Comissão da Verdade: primeiro depoimento esclarecedor

Essa história de horror foi uma política deliberada de tortura e extermínio determinada pelo Estado

A Comissão da Verdade começa a fazer História. Ontem, ouviu o primeiro depoimento de um ex-agente do Estado, envolvido diretamente na morte de militantes de esquerda: o ex-delegado do Dops Cláudio Guerra. Após se ter tornado evangélico, ele resolveu falar. Um relato já havia sido feito por ele, sob a forma de um livro publicado recentemente: Memórias de uma Guerra Suja.

Graças ao agente, pôde-se conhecer, por dentro, como funcionava o esquema de tortura, assassinatos e “desaparecimentos” de detidos pelos órgãos de repressão. Inclusive, confessa ter dado sumiço a vários corpos, a mando do Exército, incinerando-os em fornos de uma usina de cana-de-açúcar em Campos (RJ), de propriedade à época do então vice-governador Eri Ribeiro. Mais do que isso: ele identificou segmentos empresariais e outros que financiavam os órgãos de repressão, mesmo tendo consciência de que praticavam torturas e assassinatos.

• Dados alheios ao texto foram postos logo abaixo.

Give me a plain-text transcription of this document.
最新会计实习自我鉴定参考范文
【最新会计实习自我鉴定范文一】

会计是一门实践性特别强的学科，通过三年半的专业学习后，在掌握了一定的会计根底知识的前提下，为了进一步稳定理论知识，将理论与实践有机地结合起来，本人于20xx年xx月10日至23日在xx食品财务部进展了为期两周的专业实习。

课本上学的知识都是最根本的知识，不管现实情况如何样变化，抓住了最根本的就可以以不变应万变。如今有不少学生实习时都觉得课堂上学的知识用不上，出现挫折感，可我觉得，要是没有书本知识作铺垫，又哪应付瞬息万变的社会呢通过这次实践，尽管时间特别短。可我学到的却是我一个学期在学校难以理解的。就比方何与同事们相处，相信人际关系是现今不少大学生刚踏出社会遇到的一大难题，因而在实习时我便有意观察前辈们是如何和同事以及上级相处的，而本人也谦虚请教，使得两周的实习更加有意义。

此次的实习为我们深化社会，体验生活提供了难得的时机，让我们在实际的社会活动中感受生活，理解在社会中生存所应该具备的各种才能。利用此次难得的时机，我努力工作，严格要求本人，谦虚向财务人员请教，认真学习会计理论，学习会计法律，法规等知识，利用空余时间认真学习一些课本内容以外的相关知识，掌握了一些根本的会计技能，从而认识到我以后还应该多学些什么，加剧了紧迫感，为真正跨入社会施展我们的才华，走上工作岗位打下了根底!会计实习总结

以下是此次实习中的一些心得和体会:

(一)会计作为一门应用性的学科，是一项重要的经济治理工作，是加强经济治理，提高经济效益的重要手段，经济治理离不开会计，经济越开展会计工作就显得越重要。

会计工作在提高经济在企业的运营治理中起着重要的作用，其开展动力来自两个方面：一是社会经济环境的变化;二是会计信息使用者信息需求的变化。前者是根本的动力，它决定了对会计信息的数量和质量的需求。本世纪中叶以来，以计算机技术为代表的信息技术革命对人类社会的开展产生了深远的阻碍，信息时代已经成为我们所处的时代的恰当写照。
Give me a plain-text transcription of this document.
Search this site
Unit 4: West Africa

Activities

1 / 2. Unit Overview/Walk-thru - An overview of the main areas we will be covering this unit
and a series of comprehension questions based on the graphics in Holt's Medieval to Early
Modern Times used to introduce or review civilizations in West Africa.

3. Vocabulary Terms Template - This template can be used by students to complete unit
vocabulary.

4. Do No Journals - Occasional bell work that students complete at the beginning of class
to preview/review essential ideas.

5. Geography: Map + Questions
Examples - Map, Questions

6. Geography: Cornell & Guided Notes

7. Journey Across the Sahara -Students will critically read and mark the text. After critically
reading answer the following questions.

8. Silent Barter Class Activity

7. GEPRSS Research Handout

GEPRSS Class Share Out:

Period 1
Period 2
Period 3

Um dos cabeças da repressão identificados pelo delegado é o tenente-coronel reformado Paulo Malhães – que usava o codinome “doutor Pablo”. Em reportagem publicada, no último domingo, pelo jornal O Globo, Malhães revelou como funcionava um aparelho clandestino de tortura, montado pelo Centro de Informações do Exército (CIE) em Petrópolis e que ficou conhecido como a “Casa da Morte”. Ninguém saía vivo de lá. Só houve uma exceção: a ex-militante da VAR-Palmares e
VPR Inês Etienne Romeu, que fingiu ter aceitado trabalhar como informante da repressão.

Há expectativas de que os depoimentos consigam esclarecer desaparecimentos como o do ex-deputado Rubens Paiva, sequestrado por militares e levado para um quartel do Exército, e que teria sido morto por torturas, segundo testemunhas. O tenente-coronel Paulo Malhães confirmou, sem a menor emoção, denúncias de ex-torturados, de que jacarés e cobras foram usados como meios para obrigar prisioneiros a falar.

O pior é que essa história de horror não foi fruto de “excessos” de agentes que teriam “perdido o controle”, mas foi uma política deliberada de tortura e extermínio determinada pelo Estado, segundo documentação publicada pelo jornalista Elio Gaspari, em sua trilogia sobre a ditadura. É uma oportunidade ímpar para as Forças Armadas darem explicações à Nação sobre esses episódios.